This is by no means a novel idea, but the weight of Buffett’s opinion piece in the New York Times spurred immediate discussion. It is not only a question of how much impact such a policy move will have on resolving the budget crisis, but also who will rise to the challenge.
Capital gain or loss refers to the positive or negative returns realized on buying and selling assets, ranging from houses and cars to stocks and bonds. Capital gains are taxed depending on a taxpayer’s ordinary income tax bracket and the time period of gains.
For a long-term investor who generates his/her income from investments on the financial market, all of that earning is taxed under the current rate of 15%. This is the case for most hedge fund and private equity fund managers. They invest money garnered from various institutional investors and wealthy individuals, and make a living by keeping a portion of the returns, called carried interest, in addition to charging management fees.
It is exactly these alternative asset managers that the “Buffett Rule” targets. On September 12, the White House published a proposal on how to treat the carry. “Today, fund managers pay the capital gains rate of 15% but, under Obama’s proposal, it would be increased to an ordinary income rate that, for most fund managers, would be around 35%. This would apply to those managing funds in asset classes like private equity, hedge fund, venture capital, real estate, timber and oil and gas.” By taxing carried interest as ordinary income, the Congressional Budget Office projects an additional $21 billion in revenue over the next decade, $18 billion of which will go toward paying for the recently proposed American Jobs Act.

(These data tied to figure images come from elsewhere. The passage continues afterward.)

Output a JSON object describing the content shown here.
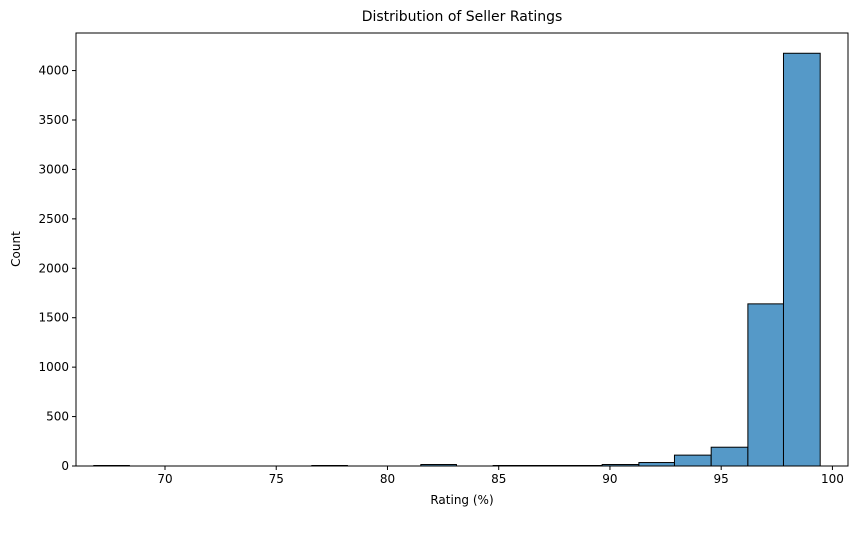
{
  "chart_data": {
    "type": "bar",
    "title": "Distribution of Seller Ratings",
    "xlabel": "Rating (%)",
    "ylabel": "Count",
    "xlim": [
      66.0,
      100.7
    ],
    "ylim": [
      0,
      4380
    ],
    "xticks": [
      70,
      75,
      80,
      85,
      90,
      95,
      100
    ],
    "yticks": [
      0,
      500,
      1000,
      1500,
      2000,
      2500,
      3000,
      3500,
      4000
    ],
    "bins": [
      {
        "start": 66.8,
        "end": 68.4,
        "count": 5
      },
      {
        "start": 68.4,
        "end": 70.05,
        "count": 0
      },
      {
        "start": 70.05,
        "end": 71.7,
        "count": 0
      },
      {
        "start": 71.7,
        "end": 73.3,
        "count": 0
      },
      {
        "start": 73.3,
        "end": 74.95,
        "count": 0
      },
      {
        "start": 74.95,
        "end": 76.6,
        "count": 0
      },
      {
        "start": 76.6,
        "end": 78.2,
        "count": 5
      },
      {
        "start": 78.2,
        "end": 79.85,
        "count": 0
      },
      {
        "start": 79.85,
        "end": 81.5,
        "count": 0
      },
      {
        "start": 81.5,
        "end": 83.1,
        "count": 15
      },
      {
        "start": 83.1,
        "end": 84.75,
        "count": 0
      },
      {
        "start": 84.75,
        "end": 86.4,
        "count": 5
      },
      {
        "start": 86.4,
        "end": 88.0,
        "count": 5
      },
      {
        "start": 88.0,
        "end": 89.65,
        "count": 5
      },
      {
        "start": 89.65,
        "end": 91.3,
        "count": 15
      },
      {
        "start": 91.3,
        "end": 92.9,
        "count": 35
      },
      {
        "start": 92.9,
        "end": 94.55,
        "count": 110
      },
      {
        "start": 94.55,
        "end": 96.2,
        "count": 190
      },
      {
        "start": 96.2,
        "end": 97.8,
        "count": 1640
      },
      {
        "start": 97.8,
        "end": 99.45,
        "count": 4175
      }
    ],
    "bar_color": "#5599c8",
    "edge_color": "#000000",
    "grid": false
  }
}
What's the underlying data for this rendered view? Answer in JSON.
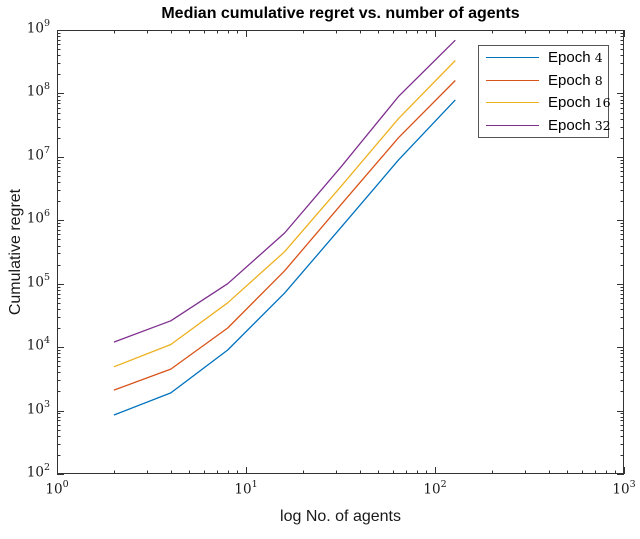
{
  "chart_data": {
    "type": "line",
    "title": "Median cumulative regret vs. number of agents",
    "xlabel": "log No. of agents",
    "ylabel": "Cumulative regret",
    "x_scale": "log",
    "y_scale": "log",
    "xlim": [
      1,
      1000
    ],
    "ylim": [
      100,
      1000000000
    ],
    "tick_base": "10",
    "x_tick_exponents": [
      0,
      1,
      2,
      3
    ],
    "y_tick_exponents": [
      2,
      3,
      4,
      5,
      6,
      7,
      8,
      9
    ],
    "grid": false,
    "legend_position": "top-right",
    "axis_color": "#333333",
    "x": [
      2,
      4,
      8,
      16,
      32,
      64,
      128
    ],
    "series": [
      {
        "name": "Epoch 4",
        "color": "#0072BD",
        "values": [
          850,
          1900,
          9000,
          71000,
          790000,
          8900000,
          79000000
        ]
      },
      {
        "name": "Epoch 8",
        "color": "#D95319",
        "values": [
          2100,
          4500,
          20000,
          160000,
          1800000,
          20000000,
          160000000
        ]
      },
      {
        "name": "Epoch 16",
        "color": "#EDB120",
        "values": [
          4900,
          11000,
          50000,
          320000,
          3500000,
          40000000,
          330000000
        ]
      },
      {
        "name": "Epoch 32",
        "color": "#7E2F8E",
        "values": [
          12000,
          26000,
          100000,
          630000,
          7100000,
          89000000,
          690000000
        ]
      }
    ]
  }
}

If such a reform has the potential of bridging the federal budget gap, why has there been such strong push back? The main argument from private equity managers is that taxing carry as income will disincentivize them to grow or acquire portfolio companies, therefore hurting job creation and innovation.
In response to Obama’s proposal, Steve Judge, president of the Private Equity Growth Capital Council said, “Proposals to raise taxes on carried interest have consistently been rejected for over four years because raising taxes on investments would only sideline employers and investors and create further uncertainty in an already struggling economy.”A 2010 study by the Council estimates that higher taxes on carry will decrease investments by $7 billion to $27 billion annually.
Political ideology also plays a major role in promoting the fight against changing the treatment of carried interest. “We do not have time to waste on political games and pushing big tax increases that will only make our economy weaker for all Americans,” said Sen. Patrick J. Toomey, a member of the deficit reduction special committee, in response to Obama’s proposal. Five republican presidential candidates have already declared their pledge to eliminate capital gains tax.
However, frontrunner Mitt Romney, cofounder of private equity firm Bain Capital, has not made reducing capital gains tax a part of his campaign platform. Even support from the Democrats has been mixed. Timothy M. Kaine, former Democratic National Committee Chairman and former Virginia governor, has publicly opposed capital gains tax hikes.
Even if both sides can agree to heed the call of Buffett, the logistics of carrying out such a reform can be challenging. The IRS will first need to define middle-income family’s earnings and tax rate, which leads to complicated calculations for higher earners when taking itemized and state deductions into consideration. It will also require a more inclusive definition of income. “Writing a Buffett rule into law would require defining income and setting a minimum rate for it,” said Roberton Williams of the Tax Policy Center, “Every time you set up something like this, you’re opening the door for the tax lawyers to come in and get around the attempt to raise revenues.”
Carried interest taxation is, and likely will continue to be, a thorny issue. Warren Buffett’s public stance may have been a nice surprise to some Americans concerned about the deficit, but it has also renewed debate. For readers interested in alternative asset management or Dartmouth seniors heading to the industry after graduation, tax hikes on carried interest will not be the end of private equity or hedge fund investing. But in a fragile economy, it may be wise to keep in mind the worst case scenarios spelled out by fund managers.